In autumn 2021, the Jokkoo collective was commissioned to program the new edition of Madrid’s Electronica in April. It is by far the largest commission Maguette, Baba and company have received to date. And here a striking paradox occurs: cultural institutions are opening their doors to pan-African electronica with more interest than dance clubs. Miriam is suspicious: “The institutions are interested. I don’t know if it’s because of the diversity quota, but now they’re interested in things that they’ve been ignoring for a long time. And it gives them a social capital”, she intuits. Maguette emphasizes that it is the institutions that are taking the step and approaching their proposals, unlike the clubs, which have had to insist and convince over time. “But beyond the quota, there are people in these institutions who are interested in new things and put love and care into it,” celebrates Dieng.

In a country where the presence of African artists on the music agenda is little more than an exotic exception, Jokkoo has completely turned the face of the Electronic cycle in April.
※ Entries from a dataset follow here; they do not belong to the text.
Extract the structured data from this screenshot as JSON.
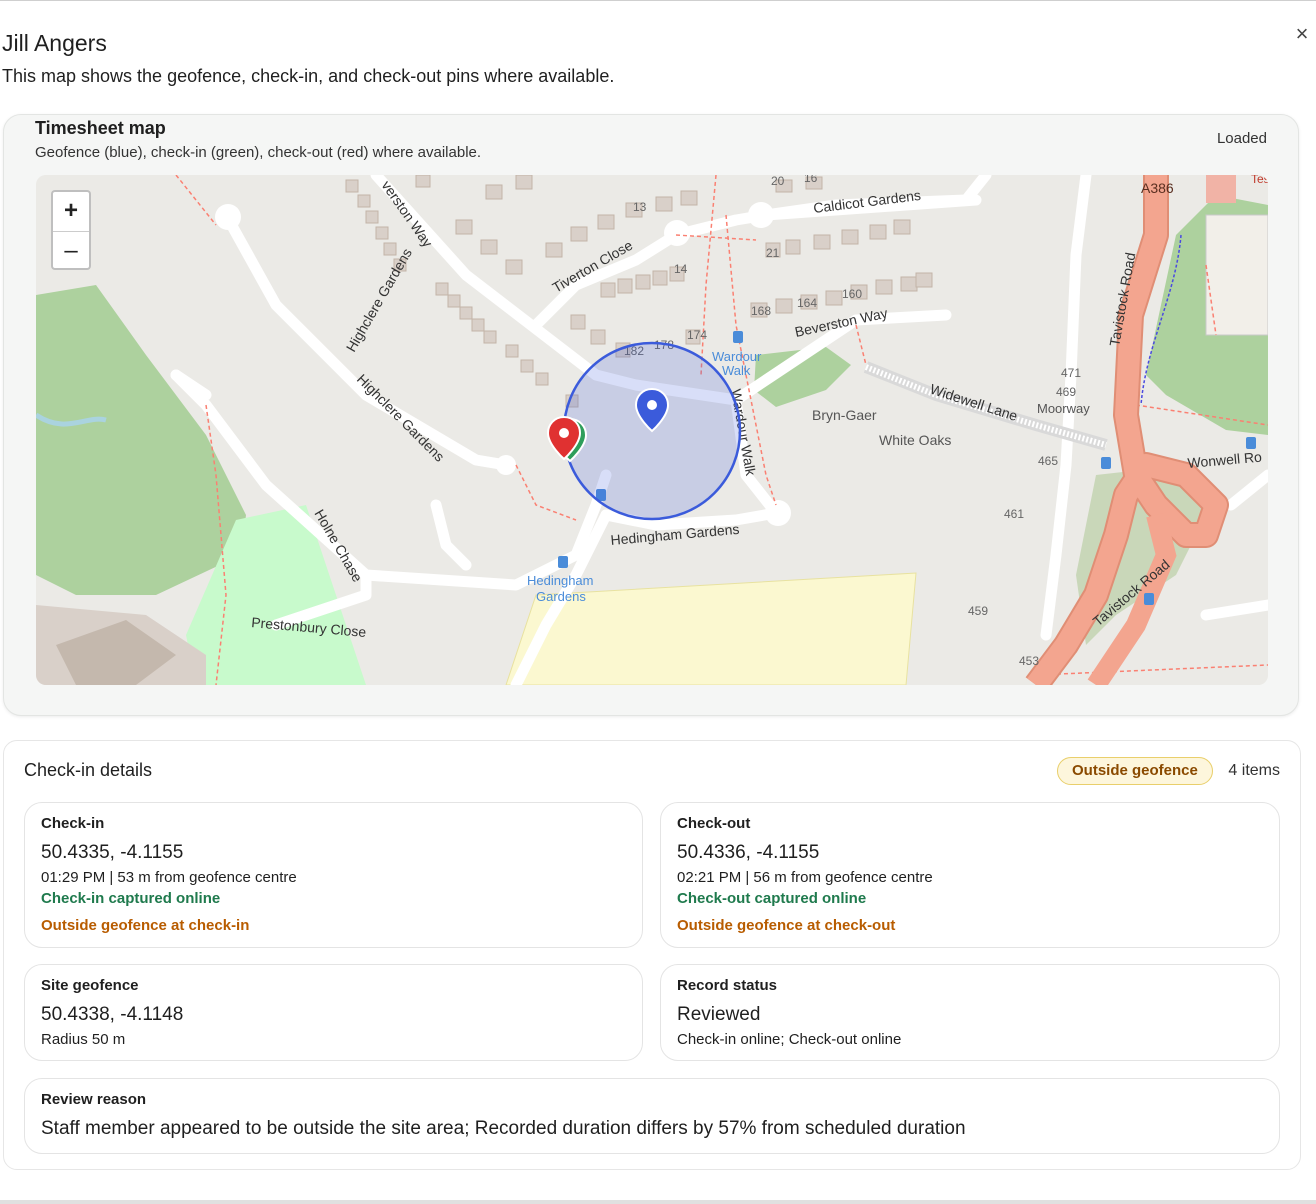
{
  "dialog": {
    "title": "Jill Angers",
    "subtitle": "This map shows the geofence, check-in, and check-out pins where available.",
    "close_icon": "×"
  },
  "map_card": {
    "title": "Timesheet map",
    "subtitle": "Geofence (blue), check-in (green), check-out (red) where available.",
    "status": "Loaded",
    "zoom_in": "+",
    "zoom_out": "–",
    "labels": {
      "caldicot": "Caldicot Gardens",
      "tiverton": "Tiverton Close",
      "beverston_top": "verston Way",
      "beverston": "Beverston Way",
      "highclere1": "Highclere Gardens",
      "highclere2": "Highclere Gardens",
      "wardour1": "Wardour",
      "wardour2": "Walk",
      "wardour_walk": "Wardour Walk",
      "widewell": "Widewell Lane",
      "bryn": "Bryn-Gaer",
      "white_oaks": "White Oaks",
      "moorway": "Moorway",
      "wonwell": "Wonwell Ro",
      "tavistock1": "Tavistock Road",
      "tavistock2": "Tavistock Road",
      "hedingham": "Hedingham Gardens",
      "hedingham_stop1": "Hedingham",
      "hedingham_stop2": "Gardens",
      "holne": "Holne Chase",
      "prestonbury": "Prestonbury Close",
      "a386": "A386",
      "tesco": "Tesc",
      "n20": "20",
      "n16": "16",
      "n13": "13",
      "n14": "14",
      "n21": "21",
      "n168": "168",
      "n164": "164",
      "n160": "160",
      "n174": "174",
      "n182": "182",
      "n178": "178",
      "n471": "471",
      "n469": "469",
      "n465": "465",
      "n461": "461",
      "n459": "459",
      "n453": "453"
    }
  },
  "details": {
    "title": "Check-in details",
    "badge": "Outside geofence",
    "count": "4 items",
    "checkin": {
      "label": "Check-in",
      "coords": "50.4335, -4.1155",
      "meta": "01:29 PM | 53 m from geofence centre",
      "online": "Check-in captured online",
      "warning": "Outside geofence at check-in"
    },
    "checkout": {
      "label": "Check-out",
      "coords": "50.4336, -4.1155",
      "meta": "02:21 PM | 56 m from geofence centre",
      "online": "Check-out captured online",
      "warning": "Outside geofence at check-out"
    },
    "geofence": {
      "label": "Site geofence",
      "coords": "50.4338, -4.1148",
      "radius": "Radius 50 m"
    },
    "record": {
      "label": "Record status",
      "status": "Reviewed",
      "meta": "Check-in online; Check-out online"
    },
    "review": {
      "label": "Review reason",
      "text": "Staff member appeared to be outside the site area; Recorded duration differs by 57% from scheduled duration"
    }
  },
  "colors": {
    "geofence": "#3b5bdb",
    "checkin_pin": "#2e9e5b",
    "checkout_pin": "#e03131",
    "warning": "#b85c00",
    "ok": "#1f7a4d",
    "road_major": "#f2a58c"
  }
}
From March 31 to April 3, La Casa Encendida will host performances by Ugandan rapper MC Yallah, from the fast-paced Tanzanian singeli duo Duke & Mczo, from Angolan kuduro producer Nazar, from Palestinian hip-hop project Lil Asaf & Ba and the Ghanaian multidisciplinary artist Steloo, as well as unpublished stopovers in Spain by artists from the African diaspora such as the English Klein or the French Nsodos. “It’s the best programming I’ve ever seen,” Mookie blurts out, as he goes over and over in his mind the list of artists that make up this unimaginably black lineup.

FOC, your own club

The penultimate adventure of the Jokkoo collective has been to found their own venue so as not to have to live at the expense of what fits or doesn’t fit into the increasingly tight schedules of the clubs. It’s called FOC (fire, in Catalan) and it’s on the third floor of a semi-abandoned industrial warehouse in Barcelona’s Zona Franca, a few meters from the Montjuïc cemetery. They are still working on the architectural and sound design of the space, but they have already set up a party. In December De Schuurman, an Afro-Dutch disc jockey with roots in the Caribbean island of Curaçao, played. That Saturday night, on the huge and open floor of the FOC club, there was an unusual mix of skin colors in the audience. While Baba Sy and De Schuurman alternated at the controls, on one of the walls of the premises was projected Afro Samurai, Japanese anime with a futuristic aesthetic starring a young man with afro hair who seeks justice in the world.